With the recent pessimism around it, now might be a great time to buy Bitcoin. 
Image source: Getty Images.
Soaring inflation over the past few months has resulted in the Federal Reserve hiking interest rates, with more planned throughout the remainder of the year. While it’s a sign that the U.S. economy is booming, investors unsurprisingly view these developments as the beginning of the end of an easy-money policy that’s usually supportive of higher asset prices. And this means shifting portfolios away from high-flying stocks and cryptocurrencies. 
But over the past couple of weeks, Bitcoin’s price has been steadily trending upward. It’s well known that cryptocurrencies are extremely volatile. However, if you look at the young history of the asset class, it has always managed to bounce back from weak periods to reach new highs. I think this will ultimately be the case with Bitcoin. 
I believe it makes sense to have some cryptocurrency exposure (no more than 5%) in a well-diversified and long-term-focused portfolio. Bitcoin, having launched in 2009, is the most established digital asset out there. And because of this, it has a ton of financial infrastructure supporting it and helping it become mainstream. 
Investors can easily buy Bitcoin through a number of different brokerages, like Block, Coinbase, or Robinhood. These companies are working to reduce the friction for people to get into the cryptocurrency world. 
There are two primary arguments for why Bitcoin’s price should go higher over time. The most popular bull case is that Bitcoin could become the digital equivalent of gold as a legitimate store of value. Based on the total market value of Bitcoin (as of March 25) of $843 billion, it would need to rise almost 1,100% to be on par with all the gold in the world, which today is worth $10 trillion. 
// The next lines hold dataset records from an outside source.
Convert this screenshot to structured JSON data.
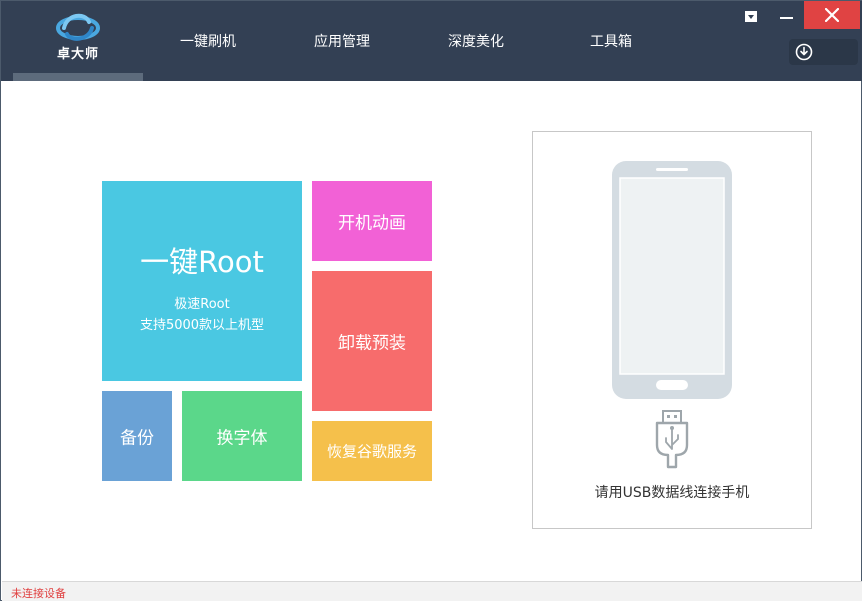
{
  "app": {
    "logo_text": "卓大师",
    "colors": {
      "header": "#334054",
      "close_button": "#e04343",
      "status_text": "#e04040"
    }
  },
  "nav": {
    "items": [
      {
        "label": "一键刷机"
      },
      {
        "label": "应用管理"
      },
      {
        "label": "深度美化"
      },
      {
        "label": "工具箱"
      }
    ],
    "selected": "logo"
  },
  "window_controls": {
    "icons": [
      "menu-dropdown-icon",
      "minimize-icon",
      "close-icon"
    ]
  },
  "download": {
    "icon": "download-icon"
  },
  "tiles": {
    "root": {
      "title": "一键Root",
      "line1": "极速Root",
      "line2": "支持5000款以上机型",
      "color": "#4ac8e2"
    },
    "boot_animation": {
      "label": "开机动画",
      "color": "#f261d6"
    },
    "uninstall_preinstalled": {
      "label": "卸载预装",
      "color": "#f76c6c"
    },
    "backup": {
      "label": "备份",
      "color": "#6aa2d6"
    },
    "change_font": {
      "label": "换字体",
      "color": "#5bd78a"
    },
    "restore_google": {
      "label": "恢复谷歌服务",
      "color": "#f5c04b"
    }
  },
  "device_panel": {
    "phone_icon": "smartphone-icon",
    "usb_icon": "usb-cable-icon",
    "message": "请用USB数据线连接手机"
  },
  "status_bar": {
    "text": "未连接设备"
  }
}
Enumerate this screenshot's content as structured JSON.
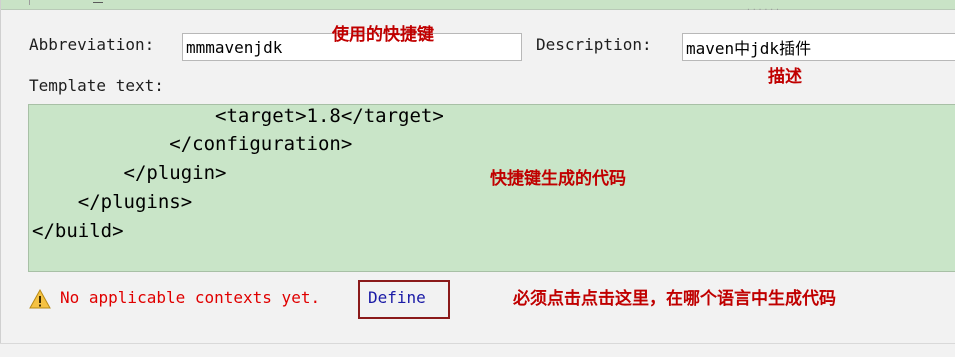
{
  "form": {
    "abbreviation_label": "Abbreviation:",
    "abbreviation_value": "mmmavenjdk",
    "description_label": "Description:",
    "description_value": "maven中jdk插件",
    "template_text_label": "Template text:"
  },
  "template": {
    "lines": [
      "                <target>1.8</target>",
      "            </configuration>",
      "        </plugin>",
      "    </plugins>",
      "</build>"
    ]
  },
  "status": {
    "warning_text": "No applicable contexts yet.",
    "define_link": "Define"
  },
  "annotations": {
    "abbreviation_note": "使用的快捷键",
    "description_note": "描述",
    "template_note": "快捷键生成的代码",
    "define_note": "必须点击点击这里，在哪个语言中生成代码"
  },
  "colors": {
    "editor_background": "#c9e5c8",
    "annotation": "#c00000",
    "warning": "#e00000",
    "link": "#1a1aa6",
    "highlight_box": "#8b1a1a"
  },
  "icons": {
    "warning": "warning-triangle-icon"
  }
}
Bitcoin also has the potential for real-use cases, particularly in less developed countries. For example, remittances carry hefty fees and slow processing times. Bitcoin is a natural solution for people to send money back to their home countries with minimal costs and instant settlement. A situation like this would drive higher demand for Bitcoin, and that ultimately means price appreciation. 
It’s also important to understand the biggest bear argument for Bitcoin (and cryptocurrencies more generally), which has to do with regulation. Last year, China made it illegal to use or mine cryptocurrencies, and there is worry that other major economies could adopt a similar stance. Here in the U.S., the Biden administration just signed an executive order asking various governmental agencies to study the risks and opportunities of digital assets. I view this as a positive development. Therefore, I don’t think the U.S. will ban cryptocurrencies, as it wants to remain a global leader when it comes to innovative technologies. 
Bitcoin’s current price (as of March 25) is about one-third lower than it was less than five months ago, making right now an opportune time to buy the dip.